Now, Maria Ravasio at Radboud University in the Netherlands and her colleagues have found that GRB221009A, discovered in 2022 and called the brightest burst since the big bang, actually contains an energetic peak at about 10 megaelectronvolts.
“The first time I saw the line, I thought I did something wrong,” says Ravasio. But after conducting a detailed statistical analysis and ruling out problems with the observing instrument – the Fermi Gamma-ray Space Telescope – Ravasio and her colleagues concluded that the peak in the spectrum was real. “When I realized it wasn’t a mistake, I was shocked because I realized it was something big.”
Because almost all GRBs show a similar distribution of energies, astronomers analyze new GRB discoveries using data analysis methods that work best with this model. But Ravasio and her team instead used a maximum-permissive method and found that it fit the data better. “That part of the GRB spectrum has been the same for years and no one was looking at it,” says Ravasio. “The energy of [GRB221009A] it allowed us to see that part of the spectrum much better.”
This peak points to a specific physical process behind GRBs that is missing from our best models of them.
To focus on what this might be, Ravasio and her colleague worked under the assumption that there were no whole atoms in the jet, because of how energetic it must have been.
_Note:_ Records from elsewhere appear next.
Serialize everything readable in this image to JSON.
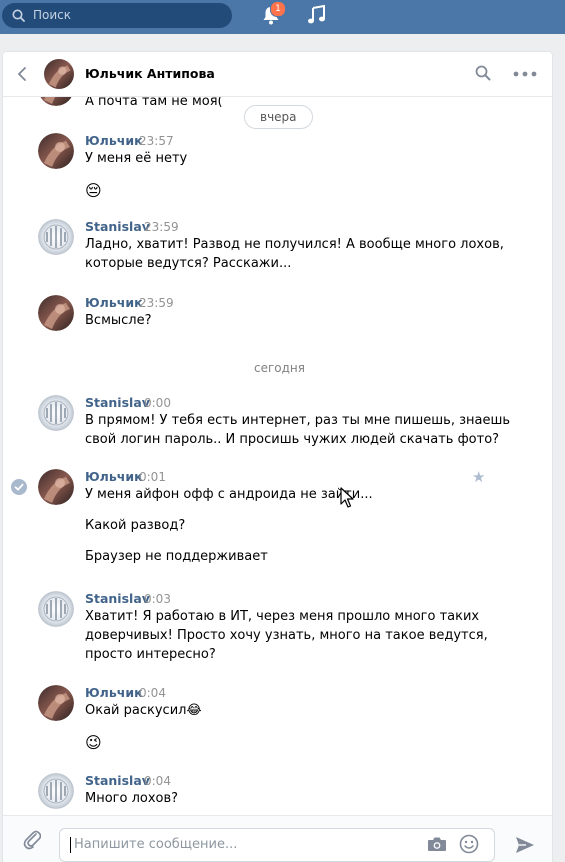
{
  "topbar": {
    "search_placeholder": "Поиск",
    "notifications_badge": "1",
    "icons": [
      "search-icon",
      "bell-icon",
      "music-icon"
    ]
  },
  "chat": {
    "title": "Юльчик Антипова",
    "icons": [
      "back-arrow-icon",
      "search-icon",
      "more-icon"
    ]
  },
  "messages": {
    "partial_top_text": "А почта там не моя(",
    "date_yesterday": "вчера",
    "m1": {
      "author": "Юльчик",
      "time": "23:57",
      "lines": [
        "У меня её нету",
        "😔"
      ]
    },
    "m2": {
      "author": "Stanislav",
      "time": "23:59",
      "lines": [
        "Ладно, хватит! Развод не получился! А вообще много лохов,",
        "которые ведутся? Расскажи..."
      ]
    },
    "m3": {
      "author": "Юльчик",
      "time": "23:59",
      "lines": [
        "Всмысле?"
      ]
    },
    "date_today": "сегодня",
    "m4": {
      "author": "Stanislav",
      "time": "0:00",
      "lines": [
        "В прямом! У тебя есть интернет, раз ты мне пишешь, знаешь",
        "свой логин пароль.. И просишь чужих людей скачать фото?"
      ]
    },
    "m5": {
      "author": "Юльчик",
      "time": "0:01",
      "lines": [
        "У меня айфон офф с андроида не зайти...",
        "Какой развод?",
        "Браузер не поддерживает"
      ]
    },
    "m6": {
      "author": "Stanislav",
      "time": "0:03",
      "lines": [
        "Хватит! Я работаю в ИТ, через меня прошло много таких",
        "доверчивых! Просто хочу узнать, много на такое ведутся,",
        "просто интересно?"
      ]
    },
    "m7": {
      "author": "Юльчик",
      "time": "0:04",
      "lines": [
        "Окай раскусил😂",
        "😉"
      ]
    },
    "m8": {
      "author": "Stanislav",
      "time": "0:04",
      "lines": [
        "Много лохов?"
      ]
    }
  },
  "composer": {
    "placeholder": "Напишите сообщение...",
    "icons": [
      "attach-icon",
      "camera-icon",
      "emoji-icon",
      "send-icon"
    ]
  },
  "colors": {
    "accent": "#4a76a8",
    "author": "#42648b",
    "badge": "#ff734c"
  }
}
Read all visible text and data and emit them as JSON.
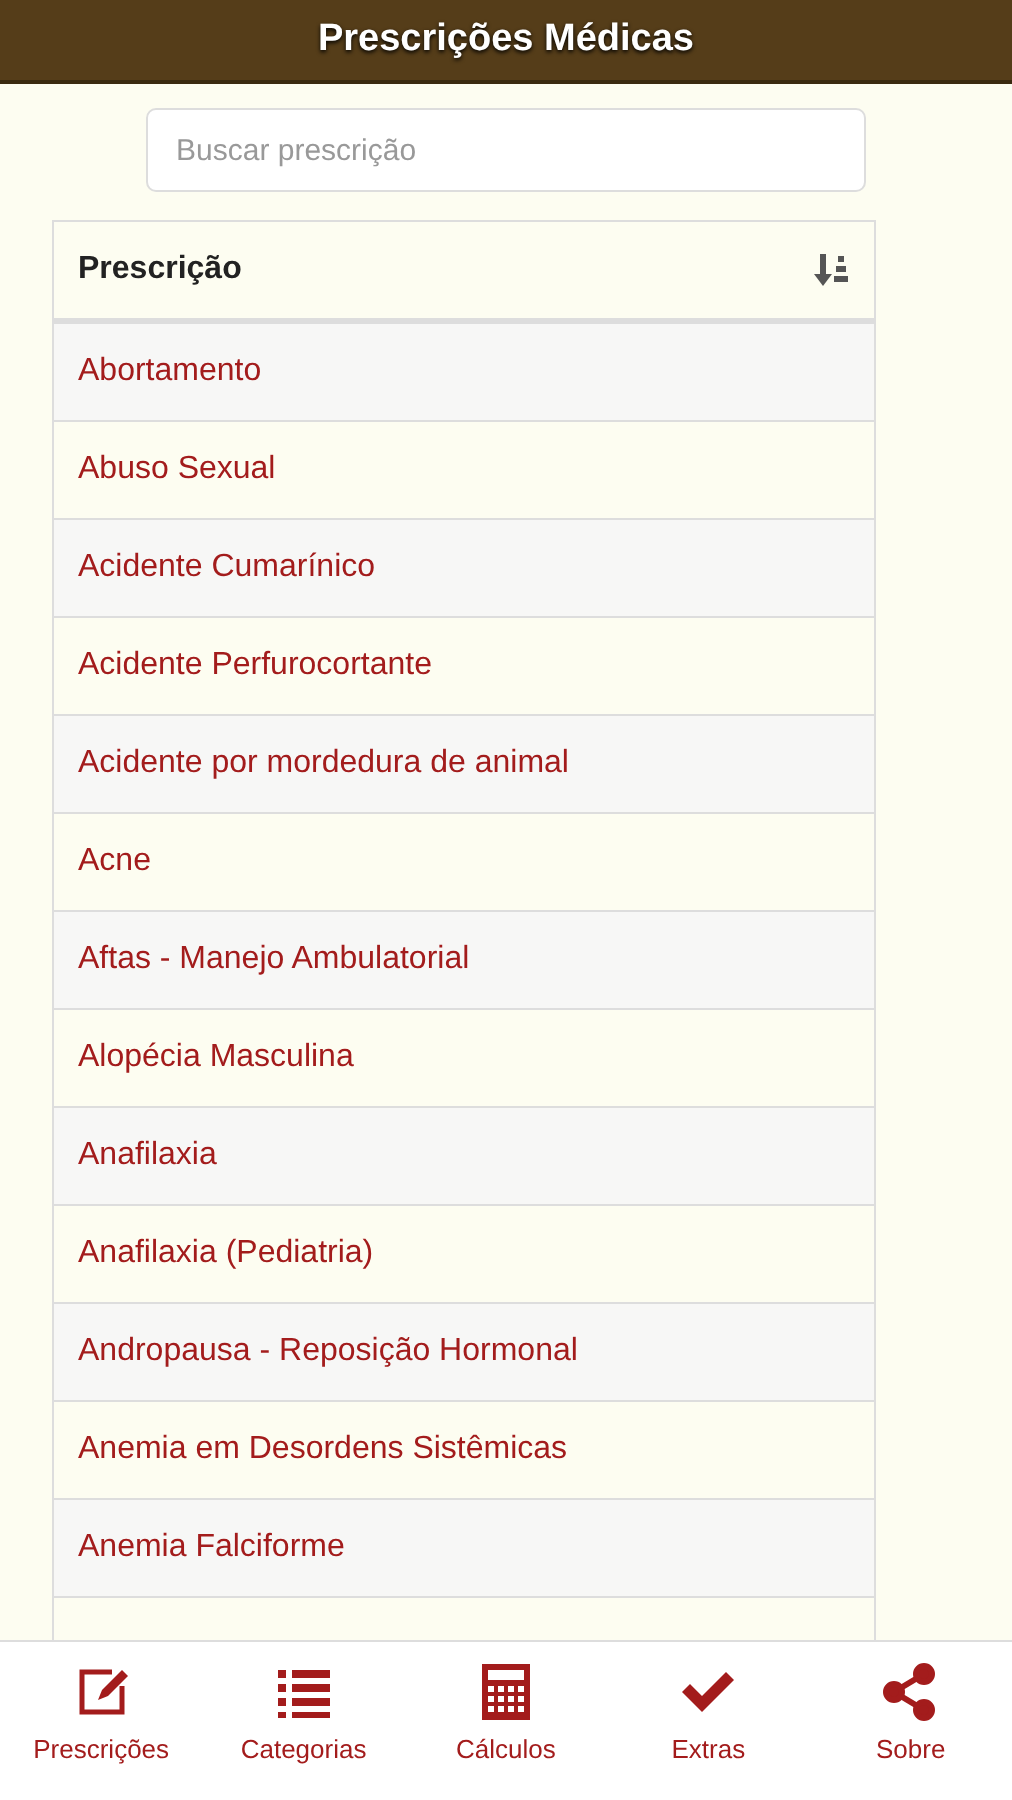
{
  "app_bar": {
    "title": "Prescrições Médicas"
  },
  "search": {
    "placeholder": "Buscar prescrição"
  },
  "table": {
    "column": "Prescrição",
    "rows": [
      "Abortamento",
      "Abuso Sexual",
      "Acidente Cumarínico",
      "Acidente Perfurocortante",
      "Acidente por mordedura de animal",
      "Acne",
      "Aftas - Manejo Ambulatorial",
      "Alopécia Masculina",
      "Anafilaxia",
      "Anafilaxia (Pediatria)",
      "Andropausa - Reposição Hormonal",
      "Anemia em Desordens Sistêmicas",
      "Anemia Falciforme"
    ]
  },
  "bottom_nav": [
    {
      "label": "Prescrições"
    },
    {
      "label": "Categorias"
    },
    {
      "label": "Cálculos"
    },
    {
      "label": "Extras"
    },
    {
      "label": "Sobre"
    }
  ]
}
This left one plausible explanation: the annihilation of electrons with their antimatter counterparts, positrons. Such annihilation would produce gamma rays at a distinct peak of 511 kiloelectronvolts. “This is already telling you the composition of the jet, which we haven’t understood since the first GRBs,” says Ravasio.
The 10 MeV peak the researchers observed was because the energy spectrum was shifted by the fast-moving jet that produced the radiation, similar to how the siren of an ambulance driving toward you sounds louder.
This difference meant they could calculate the speed of the jet that produced the explosion, which was traveling at 99.99 percent of the speed of light.
Finding a single-line GRB is “one of the biggest surprises in our field in more than a decade,” says Eric Burns at Louisiana State University.
Burns, who had helped analyze the original data that led to the discovery of GRB221009A, was presenting the results at a conference with colleagues when he heard about Ravasio’s discovery. “None of us believed the letter could be accurate,” says Burns. “We read the headline and every single one of us said that’s wrong, there’s no way that’s right.”
But the analysis that Ravasio and her colleagues did appears to be correct, he says. “It’s quite surprising. We completely missed this because we didn’t even look for it, because we were absolutely convinced that gamma-ray bursts don’t have streaks,” Burns says.
It’s possible that other GRBs also have spectral peaks like this, which might be worth looking for, but it’s likely that we can only see this one because it came from the brightest GRB of all. times, says Burns.